The convention for p-values is to have a cut-point of <=0.05 as that denoting statistical significance.

Why is the p-value the basis for interpreting statistical results?

Well, let’s look at a hypothetical example.

A social scientist would like to examine if adults who are more active in doing volunteer work are more likely to vote.  The null hypothesis is that the likelihood of voting for an adult who puts in more than 2 hours of volunteer work every week is as the same as that of his or her counterpart who participated in volunteer work for less than 2 hours weekly.

Now this researcher needs to show that any discrepancy that exists between the two groups in voting behavior is due only to the hours of volunteering work.  In this case, other factors, (i.e. education, income, ethnicity, geographic location, family type, age, gender) should be treated as control factors in the statistical models.

Say, this researcher did a perfect job of using the right statistical model to analyze the data. Now how does p-value in the data output support or disagree with the research argument?

The commonly-used standard for statistical significance in social sciences is p<=.05. However, to reduce the possibility of making a Type I error, you may see p<.01 or p<.001 used.

To continue with our previous example: if the statistical results indicate the p-value is .049, would that be sufficient to jump to the conclusion that doing volunteer work for 2 hours every week is a strong predictor of voting behavior?

Well, yes and no.

Yes because we can say volunteering is a statistically significant factor.

No because we cannot say it is a strong predictor as the strength of the predicting variable is decided by the magnitude of its effect size and not just the p-value

Take home messages for statistical significance and p-values:

1. Statistical significance must be taken in connection with the existing literature in your field.

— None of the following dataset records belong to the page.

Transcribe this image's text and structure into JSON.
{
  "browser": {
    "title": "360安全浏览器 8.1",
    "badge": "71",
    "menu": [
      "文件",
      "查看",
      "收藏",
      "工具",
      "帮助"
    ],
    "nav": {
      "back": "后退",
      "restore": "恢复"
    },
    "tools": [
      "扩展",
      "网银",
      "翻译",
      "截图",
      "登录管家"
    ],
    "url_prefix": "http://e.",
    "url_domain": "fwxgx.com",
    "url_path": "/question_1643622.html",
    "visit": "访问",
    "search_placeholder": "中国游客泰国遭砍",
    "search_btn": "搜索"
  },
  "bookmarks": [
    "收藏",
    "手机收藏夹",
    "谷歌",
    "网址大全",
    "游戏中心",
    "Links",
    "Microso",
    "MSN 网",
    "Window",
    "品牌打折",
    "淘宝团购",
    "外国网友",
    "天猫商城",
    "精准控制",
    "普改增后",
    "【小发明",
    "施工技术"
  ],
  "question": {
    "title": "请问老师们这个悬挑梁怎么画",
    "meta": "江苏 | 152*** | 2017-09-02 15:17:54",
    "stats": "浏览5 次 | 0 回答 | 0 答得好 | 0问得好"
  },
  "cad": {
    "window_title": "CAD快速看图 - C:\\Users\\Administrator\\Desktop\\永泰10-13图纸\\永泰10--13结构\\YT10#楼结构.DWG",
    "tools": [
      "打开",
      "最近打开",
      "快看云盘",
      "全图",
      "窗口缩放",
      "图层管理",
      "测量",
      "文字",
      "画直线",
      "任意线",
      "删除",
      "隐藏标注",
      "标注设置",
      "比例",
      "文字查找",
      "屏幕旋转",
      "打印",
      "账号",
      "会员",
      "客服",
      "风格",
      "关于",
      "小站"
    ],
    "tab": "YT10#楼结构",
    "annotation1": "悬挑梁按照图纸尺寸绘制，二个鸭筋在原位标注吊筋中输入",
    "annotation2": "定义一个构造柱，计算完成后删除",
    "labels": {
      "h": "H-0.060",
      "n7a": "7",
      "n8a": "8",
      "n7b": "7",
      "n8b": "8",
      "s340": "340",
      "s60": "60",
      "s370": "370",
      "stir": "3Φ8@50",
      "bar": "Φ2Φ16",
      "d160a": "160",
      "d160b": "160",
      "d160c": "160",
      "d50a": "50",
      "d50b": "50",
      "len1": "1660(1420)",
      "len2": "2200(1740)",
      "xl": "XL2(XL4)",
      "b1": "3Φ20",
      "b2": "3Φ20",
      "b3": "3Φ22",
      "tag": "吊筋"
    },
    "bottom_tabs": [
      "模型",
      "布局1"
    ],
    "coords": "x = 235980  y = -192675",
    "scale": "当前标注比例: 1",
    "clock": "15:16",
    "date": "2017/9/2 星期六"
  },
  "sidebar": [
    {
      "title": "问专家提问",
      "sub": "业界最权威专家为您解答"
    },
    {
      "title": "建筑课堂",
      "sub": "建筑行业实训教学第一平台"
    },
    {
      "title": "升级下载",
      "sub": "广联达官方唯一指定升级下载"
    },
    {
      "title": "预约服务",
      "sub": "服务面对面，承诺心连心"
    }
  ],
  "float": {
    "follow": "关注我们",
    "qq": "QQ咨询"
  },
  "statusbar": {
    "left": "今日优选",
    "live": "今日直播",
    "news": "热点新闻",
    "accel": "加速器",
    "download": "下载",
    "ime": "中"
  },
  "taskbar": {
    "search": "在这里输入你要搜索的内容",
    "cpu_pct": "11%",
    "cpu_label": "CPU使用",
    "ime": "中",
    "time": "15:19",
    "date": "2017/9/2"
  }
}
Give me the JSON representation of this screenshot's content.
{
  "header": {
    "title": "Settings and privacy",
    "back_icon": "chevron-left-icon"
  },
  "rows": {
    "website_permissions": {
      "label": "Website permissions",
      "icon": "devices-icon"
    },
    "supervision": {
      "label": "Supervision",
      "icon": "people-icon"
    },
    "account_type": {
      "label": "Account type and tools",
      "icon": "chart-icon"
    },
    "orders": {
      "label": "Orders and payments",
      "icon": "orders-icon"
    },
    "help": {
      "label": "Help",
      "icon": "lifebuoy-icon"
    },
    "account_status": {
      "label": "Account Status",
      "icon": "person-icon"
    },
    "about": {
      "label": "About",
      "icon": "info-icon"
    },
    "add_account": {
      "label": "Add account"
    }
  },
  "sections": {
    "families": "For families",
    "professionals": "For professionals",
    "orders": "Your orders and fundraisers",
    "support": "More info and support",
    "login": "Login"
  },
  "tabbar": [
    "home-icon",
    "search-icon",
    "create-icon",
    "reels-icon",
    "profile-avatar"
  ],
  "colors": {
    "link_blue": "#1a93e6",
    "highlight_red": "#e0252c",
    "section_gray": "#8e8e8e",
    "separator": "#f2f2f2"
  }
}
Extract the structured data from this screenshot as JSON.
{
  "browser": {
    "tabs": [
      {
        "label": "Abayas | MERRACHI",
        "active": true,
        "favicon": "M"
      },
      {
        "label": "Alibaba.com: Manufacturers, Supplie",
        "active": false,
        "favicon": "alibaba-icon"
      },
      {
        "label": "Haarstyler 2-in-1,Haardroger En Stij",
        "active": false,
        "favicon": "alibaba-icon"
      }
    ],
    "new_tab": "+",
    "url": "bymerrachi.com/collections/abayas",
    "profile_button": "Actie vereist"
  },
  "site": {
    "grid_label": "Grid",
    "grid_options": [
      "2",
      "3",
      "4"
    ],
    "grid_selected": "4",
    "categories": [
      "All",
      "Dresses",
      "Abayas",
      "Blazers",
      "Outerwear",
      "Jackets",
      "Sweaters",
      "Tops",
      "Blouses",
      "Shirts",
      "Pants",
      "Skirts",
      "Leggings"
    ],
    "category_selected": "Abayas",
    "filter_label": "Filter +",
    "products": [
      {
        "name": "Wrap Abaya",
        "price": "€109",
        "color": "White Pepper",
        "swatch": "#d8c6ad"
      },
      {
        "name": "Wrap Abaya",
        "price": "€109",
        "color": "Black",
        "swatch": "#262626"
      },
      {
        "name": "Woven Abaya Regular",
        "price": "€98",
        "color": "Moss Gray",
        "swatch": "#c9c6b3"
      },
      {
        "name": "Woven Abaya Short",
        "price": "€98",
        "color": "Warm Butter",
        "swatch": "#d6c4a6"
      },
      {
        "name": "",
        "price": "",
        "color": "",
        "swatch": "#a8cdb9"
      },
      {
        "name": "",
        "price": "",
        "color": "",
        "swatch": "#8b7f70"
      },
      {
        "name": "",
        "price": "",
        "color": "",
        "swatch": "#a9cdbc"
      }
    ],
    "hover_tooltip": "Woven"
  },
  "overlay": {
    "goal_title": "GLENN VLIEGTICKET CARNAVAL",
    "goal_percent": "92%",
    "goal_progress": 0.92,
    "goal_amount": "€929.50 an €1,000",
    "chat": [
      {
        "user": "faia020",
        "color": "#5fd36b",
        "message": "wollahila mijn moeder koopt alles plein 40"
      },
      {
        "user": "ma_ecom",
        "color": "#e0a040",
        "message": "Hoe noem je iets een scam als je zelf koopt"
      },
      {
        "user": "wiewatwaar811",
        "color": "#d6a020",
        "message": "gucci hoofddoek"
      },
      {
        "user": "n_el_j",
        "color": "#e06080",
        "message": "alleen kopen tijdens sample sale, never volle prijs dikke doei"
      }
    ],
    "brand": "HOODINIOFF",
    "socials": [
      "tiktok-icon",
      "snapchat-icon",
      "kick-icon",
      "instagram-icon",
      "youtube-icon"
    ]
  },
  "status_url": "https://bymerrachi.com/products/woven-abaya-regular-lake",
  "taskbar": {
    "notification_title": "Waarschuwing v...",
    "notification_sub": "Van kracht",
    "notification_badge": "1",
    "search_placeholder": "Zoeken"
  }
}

The results do not stand alone by themselves. You need to have a well-established conceptual framework guiding the development of your hypothesis and the interpretation of statistical significant findings.
2. Statistical significance should not be the only goal of your research. Bear in mind the picture of a forest instead of single tree. Statistical significance should not be interpreted as practical significance, importance or meaningfulness.
3. The p-value does NOT tell you that your results are due to chance. This is a common misconception. It can tell us that the pattern of data we observed is consistent with what could occur by chance.
4. If our p-value is >0.05 we do NOT accept the null hypothesis. We don’t know the true state of the null hypothesis, only that our data has failed to reject the null hypothesis in this case.